Program on Security Institutions and Violent Instability (Synthesizing data on militaries, paramilitaries, police, and constitutions)
Michaela Mattes, Professor
Political Science
Closed. This professor is continuing with Fall 2024 apprentices on this project; no new apprentices needed for Spring 2025.
(This project synthesizes work done by URAP teams led by Professors Arriola, Matanock, and Mattes in previous semesters.)
Countries around the world are increasingly confronting violent irregular threats such as insurgencies and terrorism. Yet, many countries have proven unable to effectively deploy their security institutions (including regular militaries, paramilitaries, and police) when responding to such threats even if they have sufficient resources at their disposal. For example, while resource-poor Ethiopia managed to mobilize its forces to successfully prevent most attacks within its borders by Al-Shabaab, the Somali jihadist terrorist group affiliated with Al-Qaeda, oil-rich Nigeria repeatedly failed to coordinate its forces in preventing further attacks from a comparable threat, Boko Haram, the Islamist group linked to the Islamic State of Iraq and the Levant (ISIL). Our project, which is supported by the U.S. Department of Defense, is designed to explain why some states’ security institutions are more effective than others. To shed light on this question, over the last few semesters, we collected three datasets on the design of domestic security institutions across 102 developing countries from 1980-2017. The first dataset collected information on countries’ regular military forces as well as paramilitaries and militias potentially involved in counterinsurgency and counterterrorism; the second dataset collected information on countries’ police forces; and the third collected data on constitutional provisions outlining the authority and jurisdiction of individual security forces and coordinating mechanisms between them. Our goal is to combine these separate data collections.
Role: The first priority this semester will be improving our data on police forces. Police forces play an important role in preventing conflict from emerging in the first place and in helping to pacify post-conflict areas after military operations have ceased. Despite their clear importance in successful counterinsurgency and counterterrorism, police forces have rarely been studied, in part because reliable data has been missing.
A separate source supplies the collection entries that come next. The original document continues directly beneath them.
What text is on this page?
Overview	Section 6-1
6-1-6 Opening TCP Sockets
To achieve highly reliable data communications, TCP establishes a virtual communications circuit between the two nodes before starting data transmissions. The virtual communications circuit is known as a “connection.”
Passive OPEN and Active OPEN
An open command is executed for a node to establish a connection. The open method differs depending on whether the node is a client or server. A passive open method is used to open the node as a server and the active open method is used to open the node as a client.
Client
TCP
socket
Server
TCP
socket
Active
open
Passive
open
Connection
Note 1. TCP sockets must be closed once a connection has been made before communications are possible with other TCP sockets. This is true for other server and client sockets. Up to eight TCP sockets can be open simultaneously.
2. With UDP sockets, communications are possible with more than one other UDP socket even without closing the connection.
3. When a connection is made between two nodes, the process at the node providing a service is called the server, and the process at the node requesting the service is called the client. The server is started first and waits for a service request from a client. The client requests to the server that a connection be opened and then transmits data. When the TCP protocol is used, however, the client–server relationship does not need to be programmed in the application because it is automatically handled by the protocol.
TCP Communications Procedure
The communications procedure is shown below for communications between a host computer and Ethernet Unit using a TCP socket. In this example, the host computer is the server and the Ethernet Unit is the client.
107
During the semester we will compare data we collected on police forces with data collected on country irregular forces which often also include police forces like gendarmeries in order to ensure that we have reliable yearly data on which police forces existed in a given developing country in a given year. URAPers role will be 1) to match forces in the police data to forces in the irregular military forces data and 2) to collect additional information on individual police forces such as on which agency oversees the force, their geographic focus, their level of armament, their force numbers etc. if this information is lacking in the current data.
The second task will be to compare the regular military, paramilitary, police, and other forces provided for in countries’ constitutions to the forces that we know actually existed on the ground based on our other two data collections. This is important to determine whether what exists on paper is matched by reality.
For both tasks, undergraduate research apprentices will rely on our previously collected data and documentation as well as secondary materials, online sources, encyclopedias, and other reference material. Research apprentices will write brief summaries on their insights that will form the backbone of our final synthesized data set. This work will help to significantly improve the quality of our data for our own purposes and for the larger scholarly community.
The apprenticeship is designed to expose undergraduate researchers to how rigorous social science research is done. Undergraduate research assistants will learn about how to collect and process data that can then be used for statistical analysis. Substantively, undergraduate research assistants will learn more about the variation that exists in countries’ domestic security institutions and how this might explain why some countries are better at fighting violent threats than others.
Qualifications: Qualifications: Research apprentices should be familiar with how to use library and electronic resources, and possess tenacity in tracking down specific information about particular cases. Strong writing skills are desirable as well. Foreign language skills are a plus, since some information might be most easily available on foreign country websites.